Capítulo IV -
Acordei sobressaltada e olhei na direção de onde vinha a luminosidade. O sol já denunciava um novo dia, ou seja, mais uma batalha se iniciava. Antes de chegar na escada, encontrei Moggie no corredor. Ela me olhou inteira e entortou os lábios – estava desaprovando meus shorts, com toda certeza – todavia, relevou e sorriu para mim, desejando bom dia.

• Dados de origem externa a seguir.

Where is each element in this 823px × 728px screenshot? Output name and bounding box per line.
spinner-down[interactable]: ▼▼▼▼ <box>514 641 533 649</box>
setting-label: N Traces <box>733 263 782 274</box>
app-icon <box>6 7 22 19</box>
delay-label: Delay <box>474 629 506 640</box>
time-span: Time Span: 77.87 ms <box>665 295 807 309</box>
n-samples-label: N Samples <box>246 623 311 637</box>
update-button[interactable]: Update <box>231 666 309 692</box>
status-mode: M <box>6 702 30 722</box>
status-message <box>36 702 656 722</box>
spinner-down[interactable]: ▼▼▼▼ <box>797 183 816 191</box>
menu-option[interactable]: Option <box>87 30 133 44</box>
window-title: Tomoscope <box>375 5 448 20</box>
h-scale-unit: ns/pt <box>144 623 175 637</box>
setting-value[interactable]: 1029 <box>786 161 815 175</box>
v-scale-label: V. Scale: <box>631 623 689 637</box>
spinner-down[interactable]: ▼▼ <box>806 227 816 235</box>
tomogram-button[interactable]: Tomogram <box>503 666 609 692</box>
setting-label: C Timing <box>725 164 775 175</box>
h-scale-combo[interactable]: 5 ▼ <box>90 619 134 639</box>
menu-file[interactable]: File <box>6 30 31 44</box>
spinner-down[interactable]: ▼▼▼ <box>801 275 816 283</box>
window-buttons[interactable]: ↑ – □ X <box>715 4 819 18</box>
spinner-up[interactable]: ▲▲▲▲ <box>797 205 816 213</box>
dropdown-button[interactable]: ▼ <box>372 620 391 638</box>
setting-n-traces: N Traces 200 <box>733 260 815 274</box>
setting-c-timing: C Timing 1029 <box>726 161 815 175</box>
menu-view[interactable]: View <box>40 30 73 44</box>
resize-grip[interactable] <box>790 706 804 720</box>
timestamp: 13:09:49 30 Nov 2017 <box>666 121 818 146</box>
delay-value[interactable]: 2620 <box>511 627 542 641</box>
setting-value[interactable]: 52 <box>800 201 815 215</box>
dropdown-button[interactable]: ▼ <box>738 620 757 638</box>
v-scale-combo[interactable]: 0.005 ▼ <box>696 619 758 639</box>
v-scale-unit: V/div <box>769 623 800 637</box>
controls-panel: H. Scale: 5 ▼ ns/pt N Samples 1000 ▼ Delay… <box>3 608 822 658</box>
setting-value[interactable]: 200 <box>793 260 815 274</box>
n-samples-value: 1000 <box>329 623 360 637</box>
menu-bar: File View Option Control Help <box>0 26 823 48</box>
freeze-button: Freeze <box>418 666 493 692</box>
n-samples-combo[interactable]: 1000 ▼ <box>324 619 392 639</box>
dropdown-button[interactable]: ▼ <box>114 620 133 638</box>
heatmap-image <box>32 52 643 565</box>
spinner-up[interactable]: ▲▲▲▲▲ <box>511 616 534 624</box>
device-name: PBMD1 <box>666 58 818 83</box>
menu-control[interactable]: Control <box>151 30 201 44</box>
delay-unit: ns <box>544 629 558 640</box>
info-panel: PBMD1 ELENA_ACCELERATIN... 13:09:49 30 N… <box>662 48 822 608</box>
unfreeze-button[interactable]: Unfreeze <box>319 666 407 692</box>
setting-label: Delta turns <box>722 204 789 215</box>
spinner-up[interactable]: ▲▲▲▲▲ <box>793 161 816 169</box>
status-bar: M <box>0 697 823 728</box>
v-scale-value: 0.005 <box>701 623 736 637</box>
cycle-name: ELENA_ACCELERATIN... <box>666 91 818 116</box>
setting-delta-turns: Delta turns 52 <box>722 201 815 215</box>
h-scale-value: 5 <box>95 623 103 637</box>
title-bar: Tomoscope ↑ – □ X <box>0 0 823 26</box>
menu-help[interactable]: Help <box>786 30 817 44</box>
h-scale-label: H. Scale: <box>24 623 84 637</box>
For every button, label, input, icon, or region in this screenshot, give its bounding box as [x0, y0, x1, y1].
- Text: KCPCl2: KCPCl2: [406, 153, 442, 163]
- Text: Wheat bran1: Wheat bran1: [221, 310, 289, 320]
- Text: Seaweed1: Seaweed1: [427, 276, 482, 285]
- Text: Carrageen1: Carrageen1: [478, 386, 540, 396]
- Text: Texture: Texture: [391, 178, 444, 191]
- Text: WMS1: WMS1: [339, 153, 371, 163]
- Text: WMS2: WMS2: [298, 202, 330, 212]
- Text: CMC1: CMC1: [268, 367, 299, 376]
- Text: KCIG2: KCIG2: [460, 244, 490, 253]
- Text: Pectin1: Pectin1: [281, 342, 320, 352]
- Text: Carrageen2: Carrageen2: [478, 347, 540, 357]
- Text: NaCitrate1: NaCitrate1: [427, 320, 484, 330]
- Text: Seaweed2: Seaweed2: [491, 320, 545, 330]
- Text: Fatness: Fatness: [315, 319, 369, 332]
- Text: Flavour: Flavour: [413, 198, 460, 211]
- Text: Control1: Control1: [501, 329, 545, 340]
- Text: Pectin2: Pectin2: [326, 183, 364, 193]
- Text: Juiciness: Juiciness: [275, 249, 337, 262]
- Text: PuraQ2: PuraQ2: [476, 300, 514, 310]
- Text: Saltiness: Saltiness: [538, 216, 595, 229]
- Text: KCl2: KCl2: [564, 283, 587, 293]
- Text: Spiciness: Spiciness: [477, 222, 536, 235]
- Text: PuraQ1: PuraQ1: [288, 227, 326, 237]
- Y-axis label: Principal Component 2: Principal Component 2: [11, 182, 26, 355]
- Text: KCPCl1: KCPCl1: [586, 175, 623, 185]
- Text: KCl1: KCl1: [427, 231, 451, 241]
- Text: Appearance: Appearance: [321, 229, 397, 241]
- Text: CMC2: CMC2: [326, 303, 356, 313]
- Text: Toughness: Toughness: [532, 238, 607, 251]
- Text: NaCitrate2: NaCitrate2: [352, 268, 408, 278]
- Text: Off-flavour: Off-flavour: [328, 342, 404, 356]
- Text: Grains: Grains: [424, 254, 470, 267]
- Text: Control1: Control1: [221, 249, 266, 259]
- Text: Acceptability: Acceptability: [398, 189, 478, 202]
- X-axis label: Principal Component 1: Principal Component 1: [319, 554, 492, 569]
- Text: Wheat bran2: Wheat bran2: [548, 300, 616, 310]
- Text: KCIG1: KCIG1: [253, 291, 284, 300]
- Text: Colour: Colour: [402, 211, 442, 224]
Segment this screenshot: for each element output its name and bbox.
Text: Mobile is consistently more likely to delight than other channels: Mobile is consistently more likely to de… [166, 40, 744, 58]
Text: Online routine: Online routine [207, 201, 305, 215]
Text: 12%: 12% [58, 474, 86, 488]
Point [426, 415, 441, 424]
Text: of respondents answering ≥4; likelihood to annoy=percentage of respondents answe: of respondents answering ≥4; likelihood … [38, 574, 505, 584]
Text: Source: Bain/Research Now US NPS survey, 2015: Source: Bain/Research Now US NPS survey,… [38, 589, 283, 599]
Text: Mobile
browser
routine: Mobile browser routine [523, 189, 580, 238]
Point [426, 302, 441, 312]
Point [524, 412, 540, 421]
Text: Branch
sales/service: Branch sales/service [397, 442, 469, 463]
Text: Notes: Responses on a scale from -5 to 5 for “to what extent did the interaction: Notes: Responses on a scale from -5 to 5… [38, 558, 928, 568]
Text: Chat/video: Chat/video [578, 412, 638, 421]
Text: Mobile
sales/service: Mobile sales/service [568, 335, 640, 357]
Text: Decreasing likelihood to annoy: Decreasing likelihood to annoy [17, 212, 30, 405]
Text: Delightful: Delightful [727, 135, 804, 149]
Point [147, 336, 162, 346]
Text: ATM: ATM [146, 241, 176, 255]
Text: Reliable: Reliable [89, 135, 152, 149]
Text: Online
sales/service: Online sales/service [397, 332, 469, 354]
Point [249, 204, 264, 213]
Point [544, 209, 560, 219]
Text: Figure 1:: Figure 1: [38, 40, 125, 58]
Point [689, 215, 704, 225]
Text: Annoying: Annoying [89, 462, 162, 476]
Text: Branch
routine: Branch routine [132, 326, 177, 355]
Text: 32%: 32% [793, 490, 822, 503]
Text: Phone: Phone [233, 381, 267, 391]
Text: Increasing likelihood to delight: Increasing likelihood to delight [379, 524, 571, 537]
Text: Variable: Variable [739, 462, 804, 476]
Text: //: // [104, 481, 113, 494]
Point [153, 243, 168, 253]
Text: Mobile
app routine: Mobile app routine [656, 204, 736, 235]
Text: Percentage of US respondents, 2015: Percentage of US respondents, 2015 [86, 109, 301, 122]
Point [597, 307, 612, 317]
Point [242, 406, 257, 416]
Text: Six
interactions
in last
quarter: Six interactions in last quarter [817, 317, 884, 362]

— Pensei que eu fosse última a ter acordado.
— Considerando seu histórico. – Ela soltou um som de inquietação, como um arrufo. — Mas eu já estava acordada, só vim buscar um livro.
— Tenho outros em meu quarto. Obrigada.
Ela me estendeu mas neguei com a cabeça juntamente às palavras de dispensa. A tutora segurou o livro com uma das mãos e enganchou seu braço no meu com a que sobrava. Fomos juntas até as escadas, conversando um pouco.
— Tem certeza que não precisa arrumar distração?
— Não tinha intenção de lhe ofender ontem. Eu gosto da sua companhia.
— Senhorita, não precisa se desculpar. Eu compreendo que jovens precisam de aventura, de desafios, de viver... Já fui jovem também, lembra?
Eu ri e ela também me fazendo carinho na cabeça.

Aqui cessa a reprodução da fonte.